Mais la grande spécialité militaire de la société, ce sont les blindages : c'est à Saint-Chamond que la marine impériale s'adresse pour construire trois des cinq batteries flottantes (la Lave, la Dévastation, la Tonnante) qui contribuent à réduire la forteresse de Kinburn durant la guerre de Crimée et forment les prototypes des navires cuirassés. C'est encore Saint-Chamond qui blinde en 1858 la Gloire, première frégate cuirassée, donnant à la marine française une avance technique marquée sur la britannique. En 1878 l'entreprise a réalisé 60 cuirasses de navires français (dont l'Océan), italiens, russes, turcs; aucun vaisseau anglais toutefois. On ne réalise alors que des blindages de fer qui deviennent de plus en plus épais pour résister aux progrès concomitants des bouches à feu et des obus de rupture. Les batteries flottantes portaient des blindages de 11 cm d'épaisseur et étaient à l'abri des projectiles russes. En 1874, Saint-Chamond réalise des plaques de 30 cm d'épaisseur. Les plaques de blindages sont obtenues par la soudure et le martelage au pilon de plusieurs plaques de fer au bois. Plus tard, on emploiera le laminoir. Les plaques sont ensuites gabariées à la presse en fonction de la forme des flancs du navire, enfin découpées et usinées.

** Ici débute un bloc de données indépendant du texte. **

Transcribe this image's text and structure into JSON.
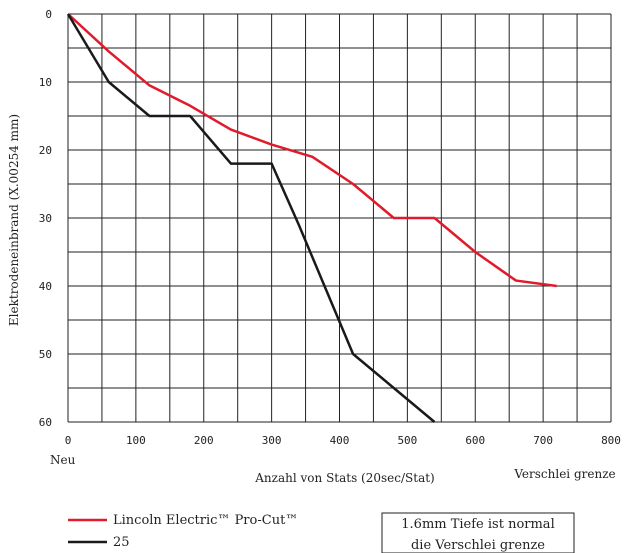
{
  "chart_data": {
    "type": "line",
    "xlabel": "Anzahl von Stats (20sec/Stat)",
    "ylabel": "Elektrodeneinbrand (X.00254 mm)",
    "x_left_label": "Neu",
    "x_right_label": "Verschlei grenze",
    "xlim": [
      0,
      800
    ],
    "ylim": [
      0,
      60
    ],
    "y_inverted": true,
    "x_ticks": [
      0,
      100,
      200,
      300,
      400,
      500,
      600,
      700,
      800
    ],
    "y_ticks": [
      0,
      10,
      20,
      30,
      40,
      50,
      60
    ],
    "grid": true,
    "legend_position": "bottom-left",
    "series": [
      {
        "name": "Lincoln Electric™ Pro-Cut™",
        "color": "#e01b2b",
        "points": [
          [
            0,
            0
          ],
          [
            60,
            5.5
          ],
          [
            120,
            10.5
          ],
          [
            180,
            13.5
          ],
          [
            240,
            17
          ],
          [
            300,
            19.2
          ],
          [
            360,
            21
          ],
          [
            420,
            25
          ],
          [
            480,
            30
          ],
          [
            540,
            30
          ],
          [
            600,
            35
          ],
          [
            660,
            39.2
          ],
          [
            720,
            40
          ]
        ]
      },
      {
        "name": "25",
        "color": "#1a1a1a",
        "points": [
          [
            0,
            0
          ],
          [
            60,
            10
          ],
          [
            120,
            15
          ],
          [
            180,
            15
          ],
          [
            240,
            22
          ],
          [
            300,
            22
          ],
          [
            340,
            31
          ],
          [
            420,
            50
          ],
          [
            480,
            55
          ],
          [
            540,
            60
          ]
        ]
      }
    ],
    "note_lines": [
      "1.6mm Tiefe ist normal",
      "die Verschlei grenze"
    ]
  }
}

En outre l'aciérie d'Assailly coule en acier fondu au creuset les éperons de navires, tels ceux pesant 16 t, des frégates cuirassées Solferino et Magenta.

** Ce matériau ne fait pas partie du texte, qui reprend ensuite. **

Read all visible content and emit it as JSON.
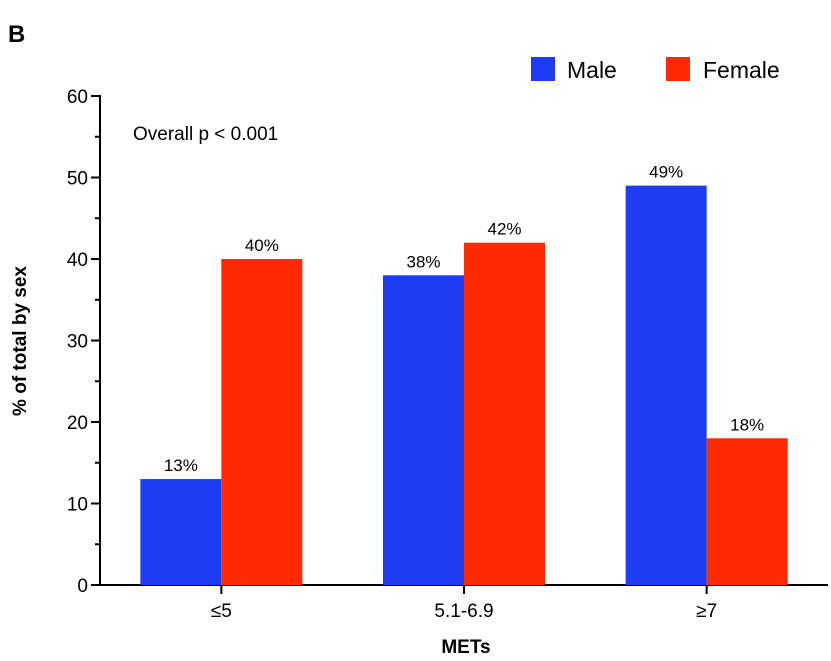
{
  "panel_label": "B",
  "chart_data": {
    "type": "bar",
    "categories": [
      "≤5",
      "5.1-6.9",
      "≥7"
    ],
    "series": [
      {
        "name": "Male",
        "color": "#1f3cf5",
        "values": [
          13,
          38,
          49
        ],
        "labels": [
          "13%",
          "38%",
          "49%"
        ]
      },
      {
        "name": "Female",
        "color": "#ff2a00",
        "values": [
          40,
          42,
          18
        ],
        "labels": [
          "40%",
          "42%",
          "18%"
        ]
      }
    ],
    "xlabel": "METs",
    "ylabel": "% of total by sex",
    "ylim": [
      0,
      60
    ],
    "yticks": [
      "0",
      "10",
      "20",
      "30",
      "40",
      "50",
      "60"
    ],
    "annotation": "Overall p < 0.001",
    "legend_position": "top-right",
    "grid": false
  }
}
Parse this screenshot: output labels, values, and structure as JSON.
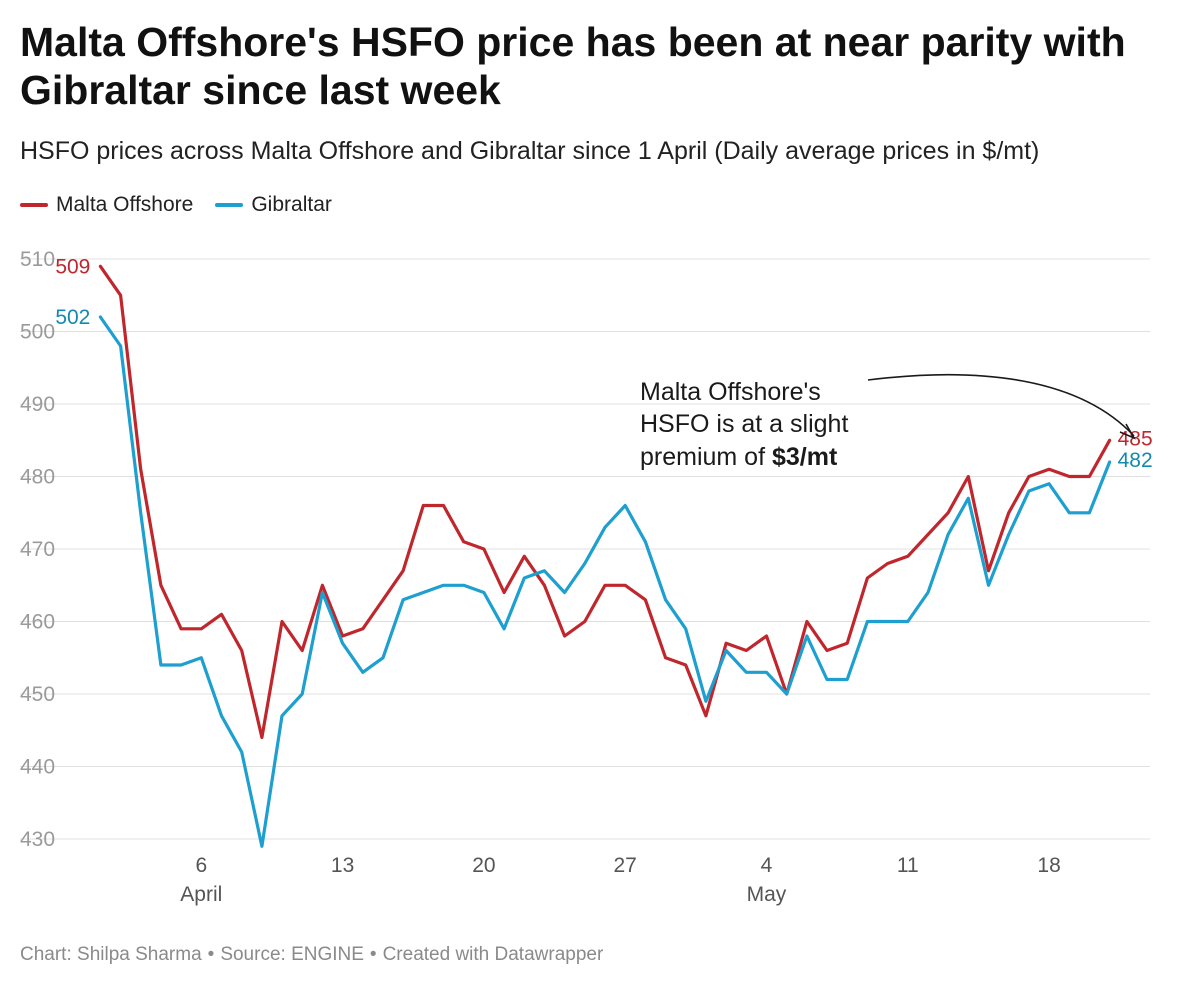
{
  "title": "Malta Offshore's HSFO price has been at near parity with Gibraltar since last week",
  "subtitle": "HSFO prices across Malta Offshore and Gibraltar since 1 April (Daily average prices in $/mt)",
  "colors": {
    "malta": "#c0272d",
    "gibraltar": "#1d9fcf",
    "gibraltar_label": "#1588b0",
    "grid": "#e0e0e0"
  },
  "annotation": {
    "line1": "Malta Offshore's",
    "line2": "HSFO is at a slight",
    "line3_prefix": "premium of ",
    "line3_bold": "$3/mt"
  },
  "footer": {
    "chart_by": "Chart: Shilpa Sharma",
    "source": "Source: ENGINE",
    "created": "Created with Datawrapper",
    "separator": "•"
  },
  "chart_data": {
    "type": "line",
    "title": "Malta Offshore's HSFO price has been at near parity with Gibraltar since last week",
    "subtitle": "HSFO prices across Malta Offshore and Gibraltar since 1 April (Daily average prices in $/mt)",
    "xlabel": "",
    "ylabel": "",
    "ylim": [
      430,
      510
    ],
    "yticks": [
      430,
      440,
      450,
      460,
      470,
      480,
      490,
      500,
      510
    ],
    "xlim": [
      "2024-03-30",
      "2024-05-23"
    ],
    "x_ticks": [
      {
        "date": "2024-04-06",
        "label": "6",
        "month": "April"
      },
      {
        "date": "2024-04-13",
        "label": "13",
        "month": ""
      },
      {
        "date": "2024-04-20",
        "label": "20",
        "month": ""
      },
      {
        "date": "2024-04-27",
        "label": "27",
        "month": ""
      },
      {
        "date": "2024-05-04",
        "label": "4",
        "month": "May"
      },
      {
        "date": "2024-05-11",
        "label": "11",
        "month": ""
      },
      {
        "date": "2024-05-18",
        "label": "18",
        "month": ""
      }
    ],
    "grid": true,
    "legend": "top-left",
    "x": [
      "2024-04-01",
      "2024-04-02",
      "2024-04-03",
      "2024-04-04",
      "2024-04-05",
      "2024-04-06",
      "2024-04-07",
      "2024-04-08",
      "2024-04-09",
      "2024-04-10",
      "2024-04-11",
      "2024-04-12",
      "2024-04-13",
      "2024-04-14",
      "2024-04-15",
      "2024-04-16",
      "2024-04-17",
      "2024-04-18",
      "2024-04-19",
      "2024-04-20",
      "2024-04-21",
      "2024-04-22",
      "2024-04-23",
      "2024-04-24",
      "2024-04-25",
      "2024-04-26",
      "2024-04-27",
      "2024-04-28",
      "2024-04-29",
      "2024-04-30",
      "2024-05-01",
      "2024-05-02",
      "2024-05-03",
      "2024-05-04",
      "2024-05-05",
      "2024-05-06",
      "2024-05-07",
      "2024-05-08",
      "2024-05-09",
      "2024-05-10",
      "2024-05-11",
      "2024-05-12",
      "2024-05-13",
      "2024-05-14",
      "2024-05-15",
      "2024-05-16",
      "2024-05-17",
      "2024-05-18",
      "2024-05-19",
      "2024-05-20",
      "2024-05-21"
    ],
    "series": [
      {
        "name": "Malta Offshore",
        "color": "#c0272d",
        "start_label": "509",
        "end_label": "485",
        "values": [
          509,
          505,
          481,
          465,
          459,
          459,
          461,
          456,
          444,
          460,
          456,
          465,
          458,
          459,
          463,
          467,
          476,
          476,
          471,
          470,
          464,
          469,
          465,
          458,
          460,
          465,
          465,
          463,
          455,
          454,
          447,
          457,
          456,
          458,
          450,
          460,
          456,
          457,
          466,
          468,
          469,
          472,
          475,
          480,
          467,
          475,
          480,
          481,
          480,
          480,
          485
        ]
      },
      {
        "name": "Gibraltar",
        "color": "#1d9fcf",
        "start_label": "502",
        "end_label": "482",
        "values": [
          502,
          498,
          475,
          454,
          454,
          455,
          447,
          442,
          429,
          447,
          450,
          464,
          457,
          453,
          455,
          463,
          464,
          465,
          465,
          464,
          459,
          466,
          467,
          464,
          468,
          473,
          476,
          471,
          463,
          459,
          449,
          456,
          453,
          453,
          450,
          458,
          452,
          452,
          460,
          460,
          460,
          464,
          472,
          477,
          465,
          472,
          478,
          479,
          475,
          475,
          482
        ]
      }
    ]
  }
}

En dépit de ces réussites, les Forges et Aciéries de la Marine donnent des signes de vieillissement : elles restent à l'âge du fer, à celui de l'acier puddlé pour les fabrications de guerre, au Bessemer pour les fabrications courantes, à l'heure où les essais de la Spezia (4), en 1876, démontrent la supériorité des premiers blindages d'acier. L'entreprise ne produit pas d'acier Martin. Elle expose un lingot d'acier puddlé de 40 t, pièce certes respectable mais sans commune mesure avec le lingot de 150 t (un fac similé à vrai dire) exposé par le Creusot. A bien des égards, il n'y a pas eu d'évolution depuis le Second Empire.
Adrien de Montgolfier, directeur de l'entreprise, décrit sans aménité l'état de ses usines à sa prise de fonction en 1874, lors du départ d'Hippolyte Petin :
"Tout se transformait dans l'industrie métallurgique : méthodes et matériels. Celui de nos usines était vieilli. Sous peine de mort il fallait se mettre au niveau de la science".
Adrien de Montgolfier sera l'homme de l'aggiornamento, en préparation dès 1875, effectif à partir de 1880.